Since March, when measures were implemented across the US in an effort to limit the spread of the coronavirus pandemic, more than 768,000 workers have filed an initial unemployment claim in Arizona, with less than half—just under 323,000—receiving payments as of July 4.

Despite the real possibility that the state’s supposed effort to root out fraud is condemning many to destitution, and maybe even death, there is not even the notion of due process, with the unemployment agency instead operating under the notion of “guilty until proven innocent.” Putting the burden of proof on workers and requiring them to prove their continued eligibility, the DES stated, “Impacted cardholders who believe they are eligible for benefits should contact DES directly.”

Those who reached out to the help line were given non answers, told to wait 2 weeks, or simply ignored. The payment system has been fraught with glitches and errors that have delayed payments to workers. Angry workers took to Twitter to denounce the DES’s action and blatant indifference to claimants survival. Jake Brown said “Stop messing with our livelihoods. This is the third time in a month you’ve messed up our payments and wait hours and hours to provide any information.”

Speaking directly against the gas-lighting, Erin Reed said “This is ridiculous! We are a real, it wasn’t fraud your system messed up and now we are the ones [that] have to pay for it... You stole our money!!! You knew who I was when you were taking my unemployment tax out of my checks!!

Caren Kolb, talking to ABC15, stated “My money was zeroed out, I had zero dollars in my account… I was just kind of panicked. How did this evaporate? Who has authorization to take it?” Kolb lost $4,100 to the closing of her account.

Paul Rodriguez-Bigby, a former Arizona school worker now living in California told the Arizona Republic that he had $2,100 withdrawn from his bank account and that it would take the DES 21 business days to address his claim for reinstatement.

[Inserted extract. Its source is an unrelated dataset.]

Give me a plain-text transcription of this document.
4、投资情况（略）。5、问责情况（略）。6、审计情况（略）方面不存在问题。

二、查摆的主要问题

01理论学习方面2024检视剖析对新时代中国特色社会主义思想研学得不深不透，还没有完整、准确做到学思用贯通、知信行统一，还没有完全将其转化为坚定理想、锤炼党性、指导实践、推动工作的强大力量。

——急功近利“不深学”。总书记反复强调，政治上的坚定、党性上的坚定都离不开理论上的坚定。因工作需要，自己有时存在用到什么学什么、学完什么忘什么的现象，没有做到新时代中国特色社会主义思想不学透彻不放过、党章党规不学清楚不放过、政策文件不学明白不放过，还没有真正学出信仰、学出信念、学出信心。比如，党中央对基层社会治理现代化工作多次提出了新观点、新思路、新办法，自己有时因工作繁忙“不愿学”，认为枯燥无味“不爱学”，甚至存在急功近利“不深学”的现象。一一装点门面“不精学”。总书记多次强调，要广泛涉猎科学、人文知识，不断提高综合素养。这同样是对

“I don’t know how I’ll be surviving the pandemic now,” Rodriguez-Bigby told the Republic. “I’m not sure where that money went. Here’s the kicker, I was trying my hardest not to spend that money because I knew I wasn’t going to get it forever.”

As of publication, Doug Ducey, the Republican Governor of Arizona, had not made a single mention, let alone released a statement, on the social crime that is being perpetrated by the DES.

State governments across the US, along with the federal government, have made sure that unemployment benefits are exceedingly difficult to access, with an April survey published by the Economic Policy Institute noting that for every 10 workers who applied and received benefits, 3 or 4 would not receive benefits. This is not unintentional, but rather part of a deliberate policy.

The goal of making workers jump through various hoops and putting through repeated ordeals under the guise of combating fraud, is to remove them from the unemployment rolls and limit payments, forcing workers back on the job, even as the coronavirus pandemic explodes out of control in the United States. Cases have erupted in Arizona since June, when the lifting of all economic restrictions—pushed by President Donald Trump and supported by Ducey began in earnest. There are now more than 128,000 confirmed infections and 2,337 deaths from COVID-19 in Arizona as of Tuesday.